Em 1996 concebi, com o apoio do Arqtº. Mário Moutinho, um programa preliminar de musealização deste sítio, que submeti à apreciação de responsáveis, a diversos níveis, do Ambiente, da Educação, da Ciência e Tecnologia, da Cultura, da Juventude e do Turismo, constituindo um primeiro documento onde se propunha um plano de acção a curto, médio e longo prazos, visando a implantação, no local, de uma vasta estrutura museológica e demais equipamentos de apoio – um programa que se perdeu nas gavetas das administrações.
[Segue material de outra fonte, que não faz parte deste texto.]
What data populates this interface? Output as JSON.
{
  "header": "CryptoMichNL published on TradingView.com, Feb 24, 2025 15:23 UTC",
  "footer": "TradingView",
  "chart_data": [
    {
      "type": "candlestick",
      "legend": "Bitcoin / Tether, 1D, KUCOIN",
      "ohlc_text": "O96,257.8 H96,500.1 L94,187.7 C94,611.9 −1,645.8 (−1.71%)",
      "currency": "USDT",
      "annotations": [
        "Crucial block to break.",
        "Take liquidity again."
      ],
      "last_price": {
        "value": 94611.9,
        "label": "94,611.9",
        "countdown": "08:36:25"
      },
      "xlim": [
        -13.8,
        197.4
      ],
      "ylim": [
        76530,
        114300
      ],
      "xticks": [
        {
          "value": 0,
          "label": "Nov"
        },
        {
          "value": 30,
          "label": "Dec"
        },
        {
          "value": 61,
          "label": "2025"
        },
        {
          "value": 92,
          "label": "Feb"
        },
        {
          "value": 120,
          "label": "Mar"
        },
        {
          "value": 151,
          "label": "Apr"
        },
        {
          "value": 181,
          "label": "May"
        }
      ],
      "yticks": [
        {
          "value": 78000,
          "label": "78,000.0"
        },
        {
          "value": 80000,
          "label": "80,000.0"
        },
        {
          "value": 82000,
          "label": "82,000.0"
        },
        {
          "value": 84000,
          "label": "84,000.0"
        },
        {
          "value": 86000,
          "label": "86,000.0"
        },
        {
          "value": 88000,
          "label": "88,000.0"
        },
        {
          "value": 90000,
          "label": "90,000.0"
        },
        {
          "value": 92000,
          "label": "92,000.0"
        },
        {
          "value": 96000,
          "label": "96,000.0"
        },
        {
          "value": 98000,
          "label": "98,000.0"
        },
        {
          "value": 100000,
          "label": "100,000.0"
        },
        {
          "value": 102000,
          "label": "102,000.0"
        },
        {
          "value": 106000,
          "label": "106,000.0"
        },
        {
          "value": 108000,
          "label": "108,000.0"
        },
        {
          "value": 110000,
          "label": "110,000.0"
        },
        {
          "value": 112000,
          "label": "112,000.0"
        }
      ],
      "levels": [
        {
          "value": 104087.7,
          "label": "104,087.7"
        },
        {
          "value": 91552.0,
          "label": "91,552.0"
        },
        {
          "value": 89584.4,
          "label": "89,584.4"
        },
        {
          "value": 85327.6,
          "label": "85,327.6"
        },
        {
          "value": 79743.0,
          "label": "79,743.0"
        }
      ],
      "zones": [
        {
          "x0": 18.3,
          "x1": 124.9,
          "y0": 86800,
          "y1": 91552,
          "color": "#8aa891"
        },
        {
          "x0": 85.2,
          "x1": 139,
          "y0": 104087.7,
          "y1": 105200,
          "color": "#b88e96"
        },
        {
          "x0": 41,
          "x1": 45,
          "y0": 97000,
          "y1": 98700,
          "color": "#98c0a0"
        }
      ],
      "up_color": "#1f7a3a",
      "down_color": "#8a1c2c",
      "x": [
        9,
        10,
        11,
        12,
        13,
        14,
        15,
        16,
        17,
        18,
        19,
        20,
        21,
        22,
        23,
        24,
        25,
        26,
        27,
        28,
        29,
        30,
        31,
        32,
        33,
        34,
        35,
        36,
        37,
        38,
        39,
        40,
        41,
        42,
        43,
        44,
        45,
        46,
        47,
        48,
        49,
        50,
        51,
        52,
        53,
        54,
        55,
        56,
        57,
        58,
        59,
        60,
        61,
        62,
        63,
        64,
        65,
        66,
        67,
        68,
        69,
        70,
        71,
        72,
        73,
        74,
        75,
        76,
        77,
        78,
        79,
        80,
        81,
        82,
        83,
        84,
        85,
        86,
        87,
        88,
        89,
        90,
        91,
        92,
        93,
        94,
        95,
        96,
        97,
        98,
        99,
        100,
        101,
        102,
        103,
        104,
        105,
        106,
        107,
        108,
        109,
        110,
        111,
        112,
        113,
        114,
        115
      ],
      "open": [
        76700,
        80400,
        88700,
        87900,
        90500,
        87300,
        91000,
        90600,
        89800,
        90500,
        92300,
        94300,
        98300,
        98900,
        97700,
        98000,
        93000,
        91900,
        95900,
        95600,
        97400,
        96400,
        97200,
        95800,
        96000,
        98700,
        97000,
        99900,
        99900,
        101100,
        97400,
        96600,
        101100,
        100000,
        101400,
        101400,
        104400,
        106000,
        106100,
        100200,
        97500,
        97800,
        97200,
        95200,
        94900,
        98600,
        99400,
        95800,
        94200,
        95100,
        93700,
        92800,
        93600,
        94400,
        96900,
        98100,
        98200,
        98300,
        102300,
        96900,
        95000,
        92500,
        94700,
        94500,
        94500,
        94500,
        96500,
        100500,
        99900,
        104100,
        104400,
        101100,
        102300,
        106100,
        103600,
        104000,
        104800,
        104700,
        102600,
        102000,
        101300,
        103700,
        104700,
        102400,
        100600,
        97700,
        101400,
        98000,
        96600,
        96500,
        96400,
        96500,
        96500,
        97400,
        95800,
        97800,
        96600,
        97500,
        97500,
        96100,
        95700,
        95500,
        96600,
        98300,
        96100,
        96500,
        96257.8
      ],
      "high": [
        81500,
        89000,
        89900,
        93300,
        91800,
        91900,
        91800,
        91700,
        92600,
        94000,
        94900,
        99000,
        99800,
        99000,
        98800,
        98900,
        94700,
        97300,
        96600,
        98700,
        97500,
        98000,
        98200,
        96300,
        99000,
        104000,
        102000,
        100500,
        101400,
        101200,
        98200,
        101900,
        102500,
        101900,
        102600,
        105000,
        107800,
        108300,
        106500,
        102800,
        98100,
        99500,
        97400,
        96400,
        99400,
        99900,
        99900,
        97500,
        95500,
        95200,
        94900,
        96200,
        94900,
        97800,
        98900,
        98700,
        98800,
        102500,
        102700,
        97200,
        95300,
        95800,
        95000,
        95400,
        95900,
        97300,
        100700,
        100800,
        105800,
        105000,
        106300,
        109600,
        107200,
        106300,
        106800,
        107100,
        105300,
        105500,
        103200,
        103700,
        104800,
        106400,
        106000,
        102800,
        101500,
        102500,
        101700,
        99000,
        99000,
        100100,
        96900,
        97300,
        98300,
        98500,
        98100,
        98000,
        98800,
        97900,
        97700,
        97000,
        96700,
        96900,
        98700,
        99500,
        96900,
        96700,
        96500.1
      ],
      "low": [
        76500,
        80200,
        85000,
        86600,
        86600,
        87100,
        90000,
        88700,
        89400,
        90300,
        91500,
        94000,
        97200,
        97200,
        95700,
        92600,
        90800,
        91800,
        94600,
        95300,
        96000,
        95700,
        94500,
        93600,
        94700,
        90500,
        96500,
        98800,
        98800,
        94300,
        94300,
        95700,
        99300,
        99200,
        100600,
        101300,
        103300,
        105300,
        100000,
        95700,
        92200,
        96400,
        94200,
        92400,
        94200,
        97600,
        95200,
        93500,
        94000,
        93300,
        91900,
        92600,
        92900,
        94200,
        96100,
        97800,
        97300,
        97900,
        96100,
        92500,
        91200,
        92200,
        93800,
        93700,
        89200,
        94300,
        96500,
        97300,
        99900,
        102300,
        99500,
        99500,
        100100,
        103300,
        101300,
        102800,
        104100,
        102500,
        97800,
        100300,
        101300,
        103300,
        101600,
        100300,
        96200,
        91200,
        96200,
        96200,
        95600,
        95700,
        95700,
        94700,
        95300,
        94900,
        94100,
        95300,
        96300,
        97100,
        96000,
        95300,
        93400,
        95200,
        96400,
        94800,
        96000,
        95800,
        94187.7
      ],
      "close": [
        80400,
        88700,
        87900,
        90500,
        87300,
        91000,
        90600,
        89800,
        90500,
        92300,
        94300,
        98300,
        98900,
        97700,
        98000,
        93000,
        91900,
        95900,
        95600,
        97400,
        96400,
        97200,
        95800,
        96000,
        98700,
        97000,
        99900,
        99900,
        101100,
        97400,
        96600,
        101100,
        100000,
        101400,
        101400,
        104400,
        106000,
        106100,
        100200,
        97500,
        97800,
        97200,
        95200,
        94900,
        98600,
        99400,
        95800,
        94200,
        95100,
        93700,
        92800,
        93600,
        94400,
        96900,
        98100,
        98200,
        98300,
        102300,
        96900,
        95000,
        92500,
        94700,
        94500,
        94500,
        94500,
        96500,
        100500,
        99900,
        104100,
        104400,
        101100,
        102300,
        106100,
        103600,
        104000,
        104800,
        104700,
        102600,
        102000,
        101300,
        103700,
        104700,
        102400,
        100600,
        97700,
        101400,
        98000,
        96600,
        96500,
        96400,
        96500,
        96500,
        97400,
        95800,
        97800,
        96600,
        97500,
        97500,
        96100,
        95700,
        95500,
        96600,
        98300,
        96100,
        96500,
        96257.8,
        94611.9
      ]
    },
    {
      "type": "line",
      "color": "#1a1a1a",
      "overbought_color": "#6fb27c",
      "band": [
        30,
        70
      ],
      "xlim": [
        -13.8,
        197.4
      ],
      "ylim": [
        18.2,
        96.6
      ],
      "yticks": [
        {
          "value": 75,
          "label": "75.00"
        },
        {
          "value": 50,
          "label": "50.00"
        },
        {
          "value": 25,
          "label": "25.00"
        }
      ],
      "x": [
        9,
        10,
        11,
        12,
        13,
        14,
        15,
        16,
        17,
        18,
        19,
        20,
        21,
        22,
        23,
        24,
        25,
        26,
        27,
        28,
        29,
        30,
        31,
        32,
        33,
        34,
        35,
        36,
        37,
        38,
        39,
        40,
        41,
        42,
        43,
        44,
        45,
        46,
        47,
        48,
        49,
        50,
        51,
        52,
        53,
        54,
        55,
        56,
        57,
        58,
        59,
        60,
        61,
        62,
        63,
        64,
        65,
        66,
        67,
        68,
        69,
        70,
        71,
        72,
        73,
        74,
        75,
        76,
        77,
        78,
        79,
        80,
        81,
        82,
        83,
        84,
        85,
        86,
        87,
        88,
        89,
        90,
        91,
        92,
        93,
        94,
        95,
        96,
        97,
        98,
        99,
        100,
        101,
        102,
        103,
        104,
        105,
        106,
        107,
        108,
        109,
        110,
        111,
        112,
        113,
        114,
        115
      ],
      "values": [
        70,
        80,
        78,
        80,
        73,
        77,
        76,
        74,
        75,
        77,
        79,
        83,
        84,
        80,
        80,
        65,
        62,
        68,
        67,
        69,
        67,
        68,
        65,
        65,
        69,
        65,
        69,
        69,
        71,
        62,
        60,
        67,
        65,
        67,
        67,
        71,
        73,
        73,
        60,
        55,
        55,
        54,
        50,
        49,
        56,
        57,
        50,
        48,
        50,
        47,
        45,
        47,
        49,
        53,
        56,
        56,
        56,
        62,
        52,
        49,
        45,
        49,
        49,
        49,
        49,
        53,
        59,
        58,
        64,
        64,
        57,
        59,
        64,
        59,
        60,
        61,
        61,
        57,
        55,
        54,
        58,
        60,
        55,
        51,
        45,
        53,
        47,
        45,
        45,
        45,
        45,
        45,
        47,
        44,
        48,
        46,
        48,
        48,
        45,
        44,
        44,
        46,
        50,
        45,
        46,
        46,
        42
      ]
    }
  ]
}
(…) Após este período excepcional pouco mais ali foi avançado, por falta de financiamento, não obstante a vontade e o esforço dos responsáveis directos pela gestão deste que é o mais grandioso geomonumento deste género conhecido na Europa. Houve, no entanto, aspectos que podiam ter sido e não foram contemplados, pelos quais me tenho empenhado sem conseguir a sua concretização. São eles, nomeadamente, a consolidação da laje, o sombreado das pegadas, a passadeira elevada, ladeando os trilhos, e a naturalização do lago.
O mais procurado dos monumentos naturais portugueses que, sem qualquer apoio publicitário, conta cerca de 50 000 visitantes por ano, está já a evidenciar aspectos preocupantes de abandono. O valor e a grandiosidade deste Monumento Natural justificam um investimento compatível.